El final no podía ser de otra forma: ¡Santiago, I wanna hear you, Rock and roll all nite!, exclamaba un entusiasta Paul Stanley, quien bromeó bastante con el público debido a un espontáneo silbido de uso de los asistentes. “Rock annd Roll all nite” marcó el punto alto de la noche, acompañado de pirotecnia, humo y miles de papales picados expulsados al aire, que cubrieron completamente el estadio. Un momento realmente inolvidable y visualmente arrollador.

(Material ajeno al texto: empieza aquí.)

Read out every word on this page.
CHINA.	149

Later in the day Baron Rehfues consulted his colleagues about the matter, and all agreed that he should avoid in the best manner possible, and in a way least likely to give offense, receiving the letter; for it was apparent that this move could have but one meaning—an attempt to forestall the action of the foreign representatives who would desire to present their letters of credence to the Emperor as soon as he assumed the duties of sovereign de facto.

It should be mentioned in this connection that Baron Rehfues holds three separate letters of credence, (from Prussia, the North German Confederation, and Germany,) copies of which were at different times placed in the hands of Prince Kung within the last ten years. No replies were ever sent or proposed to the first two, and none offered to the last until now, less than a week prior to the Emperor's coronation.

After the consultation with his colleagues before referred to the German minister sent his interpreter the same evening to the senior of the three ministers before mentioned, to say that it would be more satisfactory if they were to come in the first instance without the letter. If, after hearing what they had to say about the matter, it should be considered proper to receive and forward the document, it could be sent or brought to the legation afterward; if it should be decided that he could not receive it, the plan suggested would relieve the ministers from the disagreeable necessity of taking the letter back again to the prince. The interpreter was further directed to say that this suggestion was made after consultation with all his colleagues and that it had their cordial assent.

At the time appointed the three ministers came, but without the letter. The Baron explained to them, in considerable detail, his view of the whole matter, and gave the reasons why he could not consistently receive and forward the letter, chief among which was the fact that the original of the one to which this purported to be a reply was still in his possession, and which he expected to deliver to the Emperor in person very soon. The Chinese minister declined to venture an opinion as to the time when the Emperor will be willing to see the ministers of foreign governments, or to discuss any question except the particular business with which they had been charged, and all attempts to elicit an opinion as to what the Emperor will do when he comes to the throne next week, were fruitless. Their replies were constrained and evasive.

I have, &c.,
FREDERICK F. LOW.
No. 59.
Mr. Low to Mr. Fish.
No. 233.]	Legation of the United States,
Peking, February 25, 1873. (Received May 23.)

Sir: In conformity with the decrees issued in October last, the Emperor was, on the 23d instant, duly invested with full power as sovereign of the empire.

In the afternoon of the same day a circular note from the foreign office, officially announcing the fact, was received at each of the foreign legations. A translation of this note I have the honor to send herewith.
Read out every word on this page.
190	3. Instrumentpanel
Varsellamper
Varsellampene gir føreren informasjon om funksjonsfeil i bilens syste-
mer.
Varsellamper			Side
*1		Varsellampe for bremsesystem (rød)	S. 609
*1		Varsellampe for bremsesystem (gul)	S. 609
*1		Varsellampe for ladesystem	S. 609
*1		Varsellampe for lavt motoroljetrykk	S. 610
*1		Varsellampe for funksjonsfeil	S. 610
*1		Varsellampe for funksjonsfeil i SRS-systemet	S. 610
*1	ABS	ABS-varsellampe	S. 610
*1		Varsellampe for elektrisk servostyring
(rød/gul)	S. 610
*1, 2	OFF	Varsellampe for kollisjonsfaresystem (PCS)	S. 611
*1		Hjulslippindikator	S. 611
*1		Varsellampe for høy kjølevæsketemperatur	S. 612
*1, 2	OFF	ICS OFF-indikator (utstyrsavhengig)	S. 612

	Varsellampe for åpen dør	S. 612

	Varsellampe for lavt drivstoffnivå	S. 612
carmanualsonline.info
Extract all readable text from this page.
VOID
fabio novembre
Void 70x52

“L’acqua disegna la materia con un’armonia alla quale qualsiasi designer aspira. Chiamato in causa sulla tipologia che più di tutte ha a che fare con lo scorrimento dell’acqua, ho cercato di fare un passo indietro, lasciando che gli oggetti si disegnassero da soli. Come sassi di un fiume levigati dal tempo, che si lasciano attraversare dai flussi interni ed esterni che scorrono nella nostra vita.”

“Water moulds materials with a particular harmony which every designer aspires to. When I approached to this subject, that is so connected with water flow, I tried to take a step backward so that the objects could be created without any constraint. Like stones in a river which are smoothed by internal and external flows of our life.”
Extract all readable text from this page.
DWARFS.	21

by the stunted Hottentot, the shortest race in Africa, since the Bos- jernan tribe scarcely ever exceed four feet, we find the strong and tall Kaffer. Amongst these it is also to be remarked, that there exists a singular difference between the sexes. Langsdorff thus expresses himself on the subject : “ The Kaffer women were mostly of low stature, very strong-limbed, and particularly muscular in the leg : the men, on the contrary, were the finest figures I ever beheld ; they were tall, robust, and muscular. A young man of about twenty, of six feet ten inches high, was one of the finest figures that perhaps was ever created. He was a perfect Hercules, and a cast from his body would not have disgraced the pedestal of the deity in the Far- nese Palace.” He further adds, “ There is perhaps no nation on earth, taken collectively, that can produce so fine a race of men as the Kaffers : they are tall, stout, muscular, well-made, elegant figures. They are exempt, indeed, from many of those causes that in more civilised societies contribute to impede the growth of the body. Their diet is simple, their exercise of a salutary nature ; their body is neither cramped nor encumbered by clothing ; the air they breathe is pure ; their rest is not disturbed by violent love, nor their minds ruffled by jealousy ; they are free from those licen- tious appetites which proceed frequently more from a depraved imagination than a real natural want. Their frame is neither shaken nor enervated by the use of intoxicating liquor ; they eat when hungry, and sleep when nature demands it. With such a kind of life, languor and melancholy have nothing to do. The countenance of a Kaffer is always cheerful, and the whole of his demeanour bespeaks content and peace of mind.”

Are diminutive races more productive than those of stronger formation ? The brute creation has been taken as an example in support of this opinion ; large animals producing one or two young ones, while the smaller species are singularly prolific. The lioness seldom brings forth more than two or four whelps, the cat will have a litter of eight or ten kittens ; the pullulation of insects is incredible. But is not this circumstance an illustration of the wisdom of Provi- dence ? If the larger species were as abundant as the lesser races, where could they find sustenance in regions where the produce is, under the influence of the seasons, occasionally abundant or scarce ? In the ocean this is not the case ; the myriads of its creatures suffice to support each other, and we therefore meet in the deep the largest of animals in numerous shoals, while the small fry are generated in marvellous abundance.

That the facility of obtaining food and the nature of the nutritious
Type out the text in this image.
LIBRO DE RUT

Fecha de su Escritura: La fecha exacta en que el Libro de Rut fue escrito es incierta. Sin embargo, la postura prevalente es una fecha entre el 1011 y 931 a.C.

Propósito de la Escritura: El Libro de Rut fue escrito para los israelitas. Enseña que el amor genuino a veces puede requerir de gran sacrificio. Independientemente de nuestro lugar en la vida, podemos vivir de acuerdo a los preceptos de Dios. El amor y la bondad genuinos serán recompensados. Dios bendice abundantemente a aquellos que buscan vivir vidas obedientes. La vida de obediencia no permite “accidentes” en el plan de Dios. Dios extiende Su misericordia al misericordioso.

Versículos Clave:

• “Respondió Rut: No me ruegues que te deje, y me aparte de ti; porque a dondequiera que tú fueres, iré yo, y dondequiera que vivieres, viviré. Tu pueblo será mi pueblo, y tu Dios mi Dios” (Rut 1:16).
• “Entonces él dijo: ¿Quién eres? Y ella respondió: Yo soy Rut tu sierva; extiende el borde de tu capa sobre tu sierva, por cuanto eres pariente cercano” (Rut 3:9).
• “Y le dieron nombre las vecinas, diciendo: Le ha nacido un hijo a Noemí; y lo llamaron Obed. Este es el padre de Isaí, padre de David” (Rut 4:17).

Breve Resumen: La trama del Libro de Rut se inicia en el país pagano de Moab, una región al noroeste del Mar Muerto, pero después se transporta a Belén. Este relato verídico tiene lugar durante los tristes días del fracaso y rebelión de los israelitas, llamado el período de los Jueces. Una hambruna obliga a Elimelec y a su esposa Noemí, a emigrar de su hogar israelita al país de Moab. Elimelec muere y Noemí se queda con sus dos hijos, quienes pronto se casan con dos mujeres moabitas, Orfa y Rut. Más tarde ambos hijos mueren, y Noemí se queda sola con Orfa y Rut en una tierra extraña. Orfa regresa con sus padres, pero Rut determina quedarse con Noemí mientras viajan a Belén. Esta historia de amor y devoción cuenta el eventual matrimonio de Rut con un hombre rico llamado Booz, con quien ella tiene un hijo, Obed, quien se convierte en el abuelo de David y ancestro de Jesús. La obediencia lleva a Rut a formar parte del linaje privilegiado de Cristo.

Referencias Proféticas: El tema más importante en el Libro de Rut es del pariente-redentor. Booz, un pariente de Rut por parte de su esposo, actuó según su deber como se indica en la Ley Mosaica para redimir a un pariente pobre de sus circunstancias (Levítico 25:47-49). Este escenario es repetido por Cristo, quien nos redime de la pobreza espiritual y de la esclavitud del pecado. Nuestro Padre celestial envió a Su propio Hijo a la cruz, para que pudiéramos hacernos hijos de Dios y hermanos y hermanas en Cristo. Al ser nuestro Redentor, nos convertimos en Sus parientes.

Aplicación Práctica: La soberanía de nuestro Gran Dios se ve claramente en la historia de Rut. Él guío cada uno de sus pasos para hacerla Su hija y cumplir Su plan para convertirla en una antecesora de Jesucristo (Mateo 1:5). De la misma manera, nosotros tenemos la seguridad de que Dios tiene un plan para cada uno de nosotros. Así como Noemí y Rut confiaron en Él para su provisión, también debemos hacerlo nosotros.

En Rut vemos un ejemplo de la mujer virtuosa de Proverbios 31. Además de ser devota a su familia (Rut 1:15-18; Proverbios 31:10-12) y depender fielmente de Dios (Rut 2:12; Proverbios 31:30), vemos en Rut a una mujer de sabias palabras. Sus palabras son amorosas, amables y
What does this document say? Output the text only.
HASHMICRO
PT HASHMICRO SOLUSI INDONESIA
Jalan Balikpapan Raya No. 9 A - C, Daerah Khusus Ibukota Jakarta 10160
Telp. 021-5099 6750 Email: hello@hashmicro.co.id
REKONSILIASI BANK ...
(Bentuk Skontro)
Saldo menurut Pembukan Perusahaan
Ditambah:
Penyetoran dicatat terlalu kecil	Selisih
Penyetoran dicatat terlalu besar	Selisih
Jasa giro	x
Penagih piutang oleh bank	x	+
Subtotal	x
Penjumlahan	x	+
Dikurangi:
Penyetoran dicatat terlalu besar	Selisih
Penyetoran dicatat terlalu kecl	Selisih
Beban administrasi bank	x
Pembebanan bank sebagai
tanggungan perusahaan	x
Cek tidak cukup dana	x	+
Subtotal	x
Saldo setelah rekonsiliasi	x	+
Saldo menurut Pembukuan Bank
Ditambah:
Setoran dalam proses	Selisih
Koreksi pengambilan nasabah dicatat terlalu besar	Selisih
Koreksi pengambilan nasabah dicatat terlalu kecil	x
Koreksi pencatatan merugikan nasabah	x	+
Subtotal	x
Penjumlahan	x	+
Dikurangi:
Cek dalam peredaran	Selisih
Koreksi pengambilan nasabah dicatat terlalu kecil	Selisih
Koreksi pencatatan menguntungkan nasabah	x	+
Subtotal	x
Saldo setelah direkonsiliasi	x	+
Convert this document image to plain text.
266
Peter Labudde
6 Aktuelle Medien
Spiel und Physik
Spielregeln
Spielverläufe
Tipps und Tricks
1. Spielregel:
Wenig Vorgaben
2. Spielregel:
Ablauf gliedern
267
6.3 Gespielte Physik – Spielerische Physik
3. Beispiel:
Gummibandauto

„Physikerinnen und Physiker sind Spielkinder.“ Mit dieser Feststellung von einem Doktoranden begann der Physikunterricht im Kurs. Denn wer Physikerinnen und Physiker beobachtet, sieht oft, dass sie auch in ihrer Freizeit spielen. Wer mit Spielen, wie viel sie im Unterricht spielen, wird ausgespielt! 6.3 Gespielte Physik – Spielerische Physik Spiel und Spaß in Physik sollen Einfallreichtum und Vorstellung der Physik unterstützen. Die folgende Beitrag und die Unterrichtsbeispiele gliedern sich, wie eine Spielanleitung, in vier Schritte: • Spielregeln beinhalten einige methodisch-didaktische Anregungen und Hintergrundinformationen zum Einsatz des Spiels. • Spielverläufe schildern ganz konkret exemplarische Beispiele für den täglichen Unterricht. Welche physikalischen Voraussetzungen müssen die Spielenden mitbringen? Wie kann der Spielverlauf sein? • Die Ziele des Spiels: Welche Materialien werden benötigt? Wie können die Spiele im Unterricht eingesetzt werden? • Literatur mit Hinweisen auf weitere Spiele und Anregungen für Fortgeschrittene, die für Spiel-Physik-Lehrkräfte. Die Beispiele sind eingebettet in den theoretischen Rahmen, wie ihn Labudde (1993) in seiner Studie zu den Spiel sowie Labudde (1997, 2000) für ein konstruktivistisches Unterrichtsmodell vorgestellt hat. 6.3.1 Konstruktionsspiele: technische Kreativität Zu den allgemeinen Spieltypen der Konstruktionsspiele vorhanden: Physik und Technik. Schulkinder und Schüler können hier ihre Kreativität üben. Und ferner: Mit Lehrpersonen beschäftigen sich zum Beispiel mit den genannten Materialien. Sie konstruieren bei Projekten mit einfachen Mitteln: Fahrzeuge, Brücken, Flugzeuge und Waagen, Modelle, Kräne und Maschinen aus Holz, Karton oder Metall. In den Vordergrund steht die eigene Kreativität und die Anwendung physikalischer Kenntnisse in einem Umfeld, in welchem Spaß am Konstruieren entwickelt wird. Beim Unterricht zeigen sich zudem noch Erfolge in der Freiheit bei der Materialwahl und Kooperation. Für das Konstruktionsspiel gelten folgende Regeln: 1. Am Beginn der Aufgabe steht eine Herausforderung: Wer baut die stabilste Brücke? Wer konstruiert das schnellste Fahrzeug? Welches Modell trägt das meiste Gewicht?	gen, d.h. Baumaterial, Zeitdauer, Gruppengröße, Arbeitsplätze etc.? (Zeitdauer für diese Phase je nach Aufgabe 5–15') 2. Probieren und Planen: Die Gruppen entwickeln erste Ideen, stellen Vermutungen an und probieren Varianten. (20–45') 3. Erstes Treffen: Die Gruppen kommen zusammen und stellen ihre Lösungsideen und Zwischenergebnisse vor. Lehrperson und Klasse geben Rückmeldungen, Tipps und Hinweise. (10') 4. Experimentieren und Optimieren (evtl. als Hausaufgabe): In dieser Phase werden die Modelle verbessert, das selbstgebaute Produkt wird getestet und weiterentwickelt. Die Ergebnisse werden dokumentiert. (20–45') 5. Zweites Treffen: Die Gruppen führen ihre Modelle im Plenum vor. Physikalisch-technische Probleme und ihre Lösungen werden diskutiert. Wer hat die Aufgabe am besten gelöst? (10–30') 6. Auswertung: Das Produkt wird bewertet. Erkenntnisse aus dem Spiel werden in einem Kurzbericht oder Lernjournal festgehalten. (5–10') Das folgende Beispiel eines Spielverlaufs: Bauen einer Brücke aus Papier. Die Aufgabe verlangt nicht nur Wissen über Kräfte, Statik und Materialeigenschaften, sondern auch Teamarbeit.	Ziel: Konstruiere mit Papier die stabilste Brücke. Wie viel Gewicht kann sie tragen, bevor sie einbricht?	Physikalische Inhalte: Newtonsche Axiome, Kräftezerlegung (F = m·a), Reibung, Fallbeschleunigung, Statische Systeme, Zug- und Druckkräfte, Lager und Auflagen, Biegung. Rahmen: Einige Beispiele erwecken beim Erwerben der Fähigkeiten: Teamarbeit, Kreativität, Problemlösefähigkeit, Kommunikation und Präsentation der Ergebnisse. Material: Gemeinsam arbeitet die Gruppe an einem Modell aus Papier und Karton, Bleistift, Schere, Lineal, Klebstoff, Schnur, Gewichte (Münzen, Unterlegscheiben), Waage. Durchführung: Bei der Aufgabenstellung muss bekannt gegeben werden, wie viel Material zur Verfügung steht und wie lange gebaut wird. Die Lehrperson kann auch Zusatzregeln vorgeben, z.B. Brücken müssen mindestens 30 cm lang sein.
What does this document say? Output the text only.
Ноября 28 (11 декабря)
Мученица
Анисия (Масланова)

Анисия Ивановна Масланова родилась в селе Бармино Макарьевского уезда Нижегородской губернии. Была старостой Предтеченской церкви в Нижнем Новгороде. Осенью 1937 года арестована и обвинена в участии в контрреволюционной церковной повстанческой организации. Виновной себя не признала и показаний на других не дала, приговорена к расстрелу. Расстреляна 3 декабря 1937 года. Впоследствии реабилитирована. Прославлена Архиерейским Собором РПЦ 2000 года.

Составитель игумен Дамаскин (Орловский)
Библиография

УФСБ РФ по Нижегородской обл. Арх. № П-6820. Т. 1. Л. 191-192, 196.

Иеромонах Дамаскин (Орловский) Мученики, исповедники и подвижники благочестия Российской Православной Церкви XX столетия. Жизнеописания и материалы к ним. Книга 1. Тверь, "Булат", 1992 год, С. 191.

No pasaron más de cinco minutos, y seríamos testigos de una de las vueltas o “encore” más largas y a la vez memorables. La banda partió con “Shout it out Loud”, ¡que gran tema!, cantado por todo el estadio, seguida de “Lick it up” ¡y nuevamente todo el mundo a saltar y cantar!
Si bien cada miembro en el show principal se había despachado sus “mini” solos, faltaba Gene Simmons, quien ejecutó unas líneas en su bajo, para luego brotar “sangre” de su boca, y ¡elevarse a la tarima sobre el escenario!, donde la banda interpretó “I Love it Loud”
Paul Staley, agradecido del público, dijo que le gustaría estar entre ellos, y no en el escenario. Dicho y hecho: le amarran una polea y cruza por los aires, a través del público en cancha, hasta llegar a la torre en medio, e interpretar “Love Gun”, ¡que gran momento!
“I was Made for living you” y el cierre con “Detroit Rock City”, marcaron una increíble jornada de poco más dos horas, en la cual la banda se entregó por completo. ¡Ojo! Que filmaron un segmento para una “película”, según Stanley. ¡Kiss prometió visita el próximo año!
Excelente forma de cerrar este festival, lleno de buen rock. Es de esperar que a futuro se repitan iniciativas como ésta, con bandas de gran calidad como las que presentó este año el Pepsi Fest. “Thank you Santiago” se iluminó en las pantallas ubicadas a cada lado del escenario. ¡Gracias a Kiss!, una leyenda viviente, por entregarnos un concierto inolvidable.